Binnen internationale retail is het een gouden regel dat je zelf sterk en gezond moet zijn in je thuismarkt om in het buitenland goed te presteren. Op dat vlak is er voor Edeka in Duitsland werk aan de winkel. Al is het maar om die een derde slechte winkels te saneren, slechte kosten te vervangen door goede kosten en het rendement te verbeteren.
Onder de motorkap
Een kijkje onder de motorkap van Edeka leert dat de Duitsers wisselend presteren in verschillende bedrijfsonderdelen: hypermarkten/superstores (omzet 2010: 6,3 miljard euro), supermarkten (omzet 2010: ruim 4,2 miljard euro), discountwinkels (omzet 2010: 12,7 miljard euro) en buurtwinkels (omzet 2010: 3,7 miljard euro).
Informatie van PlanetRetail – deels schattingen – toont aan dat Edeka het best presteert in hypermarkten en superstores. Daar heeft het tussen 2007 en 2010 bij een afnemend aantal winkels een 4 procent hogere omzet per vierkante meter verkoopoppervlakte (vvo) gerealiseerd (in 2010 was dat 4255 euro).
Ook positief, zij het marginaal, is de prestatie in supermarkten waar tussen 2007 en 2010 het aantal winkels daalde (van 790 naar 660) en de vloerproductiviteit met een minimale 0,6 procent groeide naar een niveau van 4452 euro per vierkante meter in 2010.
Discount daalt, buurtsupers dramatisch
Hoewel Edeka een ondernemersorganisatie is, kent het in omzet grootste bedrijfsonderdeel (de discount stores onder de formulenaam Netto) een filialenorganisatie. Ondanks een ruime verdubbeling van het winkelaantal van die discountwinkels na de overname ervan, daalde de vloerproductiviteit er tussen 2007 en 2010 met 2,2 procent tot 3832 euro per vierkante meter.
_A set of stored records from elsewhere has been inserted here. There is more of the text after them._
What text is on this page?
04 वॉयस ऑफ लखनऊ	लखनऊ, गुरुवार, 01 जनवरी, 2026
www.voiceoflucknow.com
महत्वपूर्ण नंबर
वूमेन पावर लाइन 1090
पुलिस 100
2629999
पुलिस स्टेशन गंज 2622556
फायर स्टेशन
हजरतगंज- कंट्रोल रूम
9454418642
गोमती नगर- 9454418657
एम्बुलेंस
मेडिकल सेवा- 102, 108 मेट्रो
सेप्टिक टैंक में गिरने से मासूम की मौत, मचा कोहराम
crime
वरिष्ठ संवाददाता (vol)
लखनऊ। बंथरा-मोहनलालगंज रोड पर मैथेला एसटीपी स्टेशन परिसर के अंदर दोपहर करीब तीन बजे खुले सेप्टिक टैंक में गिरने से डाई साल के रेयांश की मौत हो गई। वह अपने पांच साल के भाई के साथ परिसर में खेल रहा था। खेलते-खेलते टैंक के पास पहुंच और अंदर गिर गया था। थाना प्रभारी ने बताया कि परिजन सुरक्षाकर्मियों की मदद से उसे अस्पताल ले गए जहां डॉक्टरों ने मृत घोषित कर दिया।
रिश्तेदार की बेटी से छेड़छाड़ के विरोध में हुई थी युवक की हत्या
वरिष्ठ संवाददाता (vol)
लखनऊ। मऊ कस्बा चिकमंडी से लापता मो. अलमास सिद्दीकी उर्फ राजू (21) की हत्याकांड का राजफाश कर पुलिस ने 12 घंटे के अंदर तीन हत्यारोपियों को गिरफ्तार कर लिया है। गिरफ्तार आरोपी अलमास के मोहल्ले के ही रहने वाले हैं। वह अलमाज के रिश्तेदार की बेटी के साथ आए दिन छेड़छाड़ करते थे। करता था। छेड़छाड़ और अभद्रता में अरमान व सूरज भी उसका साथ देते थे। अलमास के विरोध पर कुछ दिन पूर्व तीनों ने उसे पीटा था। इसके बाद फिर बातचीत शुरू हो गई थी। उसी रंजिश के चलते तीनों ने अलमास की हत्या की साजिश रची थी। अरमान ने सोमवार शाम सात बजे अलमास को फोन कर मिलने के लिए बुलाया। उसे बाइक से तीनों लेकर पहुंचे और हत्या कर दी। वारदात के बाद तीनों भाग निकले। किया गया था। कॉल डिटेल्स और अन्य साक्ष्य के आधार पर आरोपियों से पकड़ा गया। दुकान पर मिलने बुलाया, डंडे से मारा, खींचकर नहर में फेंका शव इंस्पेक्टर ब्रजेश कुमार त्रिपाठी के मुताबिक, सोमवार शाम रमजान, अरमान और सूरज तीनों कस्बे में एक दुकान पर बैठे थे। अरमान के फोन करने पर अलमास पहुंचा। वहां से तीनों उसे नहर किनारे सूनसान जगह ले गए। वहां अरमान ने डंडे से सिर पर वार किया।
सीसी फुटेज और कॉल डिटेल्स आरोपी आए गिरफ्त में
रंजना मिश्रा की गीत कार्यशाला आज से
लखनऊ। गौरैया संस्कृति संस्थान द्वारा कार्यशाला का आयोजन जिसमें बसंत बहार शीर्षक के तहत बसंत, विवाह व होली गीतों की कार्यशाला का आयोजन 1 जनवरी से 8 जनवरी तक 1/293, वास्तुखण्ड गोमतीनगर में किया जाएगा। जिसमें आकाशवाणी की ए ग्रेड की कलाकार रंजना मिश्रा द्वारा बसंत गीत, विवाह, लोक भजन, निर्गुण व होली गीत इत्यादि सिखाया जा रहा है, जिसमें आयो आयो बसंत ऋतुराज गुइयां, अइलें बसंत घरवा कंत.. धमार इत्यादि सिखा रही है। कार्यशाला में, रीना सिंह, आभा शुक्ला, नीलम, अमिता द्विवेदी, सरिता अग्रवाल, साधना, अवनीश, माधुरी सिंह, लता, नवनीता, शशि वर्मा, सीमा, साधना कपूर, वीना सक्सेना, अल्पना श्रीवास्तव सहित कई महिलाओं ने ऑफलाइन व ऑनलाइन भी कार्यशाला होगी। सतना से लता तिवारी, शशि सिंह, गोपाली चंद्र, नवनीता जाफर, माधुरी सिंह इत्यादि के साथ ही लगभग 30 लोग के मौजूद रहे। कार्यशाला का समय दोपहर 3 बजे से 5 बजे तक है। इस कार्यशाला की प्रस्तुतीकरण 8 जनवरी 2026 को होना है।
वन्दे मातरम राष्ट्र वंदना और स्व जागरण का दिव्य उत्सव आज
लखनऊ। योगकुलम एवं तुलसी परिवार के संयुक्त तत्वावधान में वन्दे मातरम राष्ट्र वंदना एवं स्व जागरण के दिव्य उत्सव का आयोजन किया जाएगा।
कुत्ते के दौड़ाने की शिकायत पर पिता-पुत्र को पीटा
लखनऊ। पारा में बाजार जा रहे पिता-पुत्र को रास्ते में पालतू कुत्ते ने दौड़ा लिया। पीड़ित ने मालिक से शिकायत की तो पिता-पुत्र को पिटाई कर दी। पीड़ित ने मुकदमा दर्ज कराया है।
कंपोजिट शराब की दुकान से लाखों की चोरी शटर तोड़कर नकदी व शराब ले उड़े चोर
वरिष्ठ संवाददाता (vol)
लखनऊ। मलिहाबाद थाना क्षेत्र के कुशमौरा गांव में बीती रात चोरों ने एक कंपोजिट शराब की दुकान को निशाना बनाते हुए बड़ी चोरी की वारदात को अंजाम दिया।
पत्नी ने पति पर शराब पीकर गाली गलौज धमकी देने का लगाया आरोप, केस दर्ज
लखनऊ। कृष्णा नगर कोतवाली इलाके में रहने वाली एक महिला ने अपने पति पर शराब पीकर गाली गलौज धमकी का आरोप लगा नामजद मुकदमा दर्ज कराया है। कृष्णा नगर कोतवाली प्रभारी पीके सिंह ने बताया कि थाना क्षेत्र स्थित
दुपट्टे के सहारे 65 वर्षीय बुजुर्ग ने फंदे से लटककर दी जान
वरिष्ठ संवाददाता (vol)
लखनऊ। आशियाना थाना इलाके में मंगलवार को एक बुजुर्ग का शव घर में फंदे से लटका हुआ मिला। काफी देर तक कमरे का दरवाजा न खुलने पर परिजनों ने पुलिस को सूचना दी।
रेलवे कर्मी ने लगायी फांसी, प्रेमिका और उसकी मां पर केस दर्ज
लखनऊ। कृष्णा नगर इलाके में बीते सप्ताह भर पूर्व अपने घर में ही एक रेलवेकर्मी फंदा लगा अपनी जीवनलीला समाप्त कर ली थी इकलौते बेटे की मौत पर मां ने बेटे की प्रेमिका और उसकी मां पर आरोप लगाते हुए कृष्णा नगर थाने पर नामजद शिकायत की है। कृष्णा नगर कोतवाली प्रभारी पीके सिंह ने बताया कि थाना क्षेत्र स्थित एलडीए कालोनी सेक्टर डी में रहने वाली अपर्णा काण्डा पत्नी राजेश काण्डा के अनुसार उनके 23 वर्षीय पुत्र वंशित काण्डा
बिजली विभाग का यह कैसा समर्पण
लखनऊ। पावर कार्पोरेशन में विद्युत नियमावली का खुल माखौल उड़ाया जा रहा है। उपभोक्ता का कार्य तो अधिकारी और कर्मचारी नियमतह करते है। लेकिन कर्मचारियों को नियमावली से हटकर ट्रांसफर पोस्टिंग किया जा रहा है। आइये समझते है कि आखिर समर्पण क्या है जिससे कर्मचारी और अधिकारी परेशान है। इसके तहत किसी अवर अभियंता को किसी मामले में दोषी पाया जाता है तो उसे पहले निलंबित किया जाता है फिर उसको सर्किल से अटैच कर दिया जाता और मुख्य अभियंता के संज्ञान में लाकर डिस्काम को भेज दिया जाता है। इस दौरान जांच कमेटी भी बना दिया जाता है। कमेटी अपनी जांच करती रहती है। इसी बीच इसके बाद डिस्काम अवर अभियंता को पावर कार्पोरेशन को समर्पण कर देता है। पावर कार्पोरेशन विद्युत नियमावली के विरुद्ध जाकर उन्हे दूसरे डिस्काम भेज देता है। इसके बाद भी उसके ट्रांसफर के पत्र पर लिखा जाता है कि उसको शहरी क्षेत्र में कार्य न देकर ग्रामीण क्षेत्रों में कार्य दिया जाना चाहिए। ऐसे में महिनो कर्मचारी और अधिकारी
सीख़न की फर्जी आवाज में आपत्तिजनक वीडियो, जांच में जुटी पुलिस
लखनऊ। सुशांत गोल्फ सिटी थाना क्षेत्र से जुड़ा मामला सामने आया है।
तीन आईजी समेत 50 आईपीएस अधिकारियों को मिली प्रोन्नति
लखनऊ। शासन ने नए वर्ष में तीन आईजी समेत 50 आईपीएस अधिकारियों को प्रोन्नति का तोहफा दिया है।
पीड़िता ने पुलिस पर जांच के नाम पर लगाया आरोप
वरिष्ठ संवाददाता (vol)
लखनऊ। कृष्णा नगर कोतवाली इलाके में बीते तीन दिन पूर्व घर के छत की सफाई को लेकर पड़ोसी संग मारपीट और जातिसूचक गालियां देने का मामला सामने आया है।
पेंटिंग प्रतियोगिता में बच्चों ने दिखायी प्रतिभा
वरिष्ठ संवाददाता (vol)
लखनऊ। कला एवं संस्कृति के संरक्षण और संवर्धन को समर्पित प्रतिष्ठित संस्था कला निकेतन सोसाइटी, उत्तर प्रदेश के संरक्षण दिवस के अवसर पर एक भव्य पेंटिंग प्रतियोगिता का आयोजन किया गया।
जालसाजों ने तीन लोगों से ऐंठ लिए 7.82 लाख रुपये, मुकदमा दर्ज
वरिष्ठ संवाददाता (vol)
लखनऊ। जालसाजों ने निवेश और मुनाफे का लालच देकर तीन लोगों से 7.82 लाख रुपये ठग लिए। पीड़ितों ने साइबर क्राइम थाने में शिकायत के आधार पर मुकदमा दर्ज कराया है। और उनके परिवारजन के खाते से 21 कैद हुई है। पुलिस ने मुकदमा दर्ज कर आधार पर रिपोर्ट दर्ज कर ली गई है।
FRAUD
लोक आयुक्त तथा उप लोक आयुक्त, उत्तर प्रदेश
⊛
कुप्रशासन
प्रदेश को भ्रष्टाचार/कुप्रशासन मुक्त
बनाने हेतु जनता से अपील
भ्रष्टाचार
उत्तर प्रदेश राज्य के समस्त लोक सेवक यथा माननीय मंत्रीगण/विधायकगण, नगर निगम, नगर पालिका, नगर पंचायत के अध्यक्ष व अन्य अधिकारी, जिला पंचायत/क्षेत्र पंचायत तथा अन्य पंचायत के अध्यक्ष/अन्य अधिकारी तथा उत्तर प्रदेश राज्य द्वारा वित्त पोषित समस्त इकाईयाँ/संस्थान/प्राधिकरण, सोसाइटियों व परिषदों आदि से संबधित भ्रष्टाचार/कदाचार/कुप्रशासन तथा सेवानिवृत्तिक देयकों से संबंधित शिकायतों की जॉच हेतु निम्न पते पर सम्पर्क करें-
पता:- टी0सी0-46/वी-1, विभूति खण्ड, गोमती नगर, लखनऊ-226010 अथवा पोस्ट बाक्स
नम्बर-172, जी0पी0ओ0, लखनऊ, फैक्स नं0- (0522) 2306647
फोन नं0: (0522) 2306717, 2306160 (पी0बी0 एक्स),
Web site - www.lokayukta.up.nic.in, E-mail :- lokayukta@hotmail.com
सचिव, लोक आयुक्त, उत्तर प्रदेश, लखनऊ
Het meest dramatische beeld tonen echter Edeka’s buurtsupers. Wellicht zit hier een aanzienlijk deel van de een derde slecht presterende winkels, zoals door Dawson aangeduid. Het aantal buurtsupers daalde weliswaar, maar lang niet snel genoeg. Bovendien nam het aantal vierkante meters tussen 2007 en 2010 toe, hetgeen erop wijst dat de gemiddelde Edeka buurtsuper groter wordt. De omzet per vierkante meter in dit segment kelderde tussen 2007 en 2010 daardoor met liefst 22 procent tot een gemiddelde van 3613 euro.
Strikte huwelijkse voorwaarden
Wil Edeka inderdaad de juiste partner zijn voor C1000, zal het zichzelf moeten reorganiseren en zich versneld van dramatisch presterende bedrijfsonderdelen moeten ontdoen. Dat zijn de strikte huwelijkse voorwaarden om baat te hebben bij een overname van C1000.
De eigen uitdagingen zijn bovendien reden temeer voor Edeka om de kennis en kunde van het zittende C1000-management te koesteren. Niet voor niets is de vloerproductiviteit van C1000 veel hoger en wellicht kan de Amersfoortse ondernemersorganisatie ook adviseren in de klus die Edeka in de Duitse thuismarkt te klaren heeft. Moest Edeka C1000 daartoe de kans geven, snijdt het mes aan twee kanten en ontstaat onder de C1000-ondernemers niet het gevoel puur een wingewest te zijn om kwakkelende Duitse buurtsupers overeind te houden.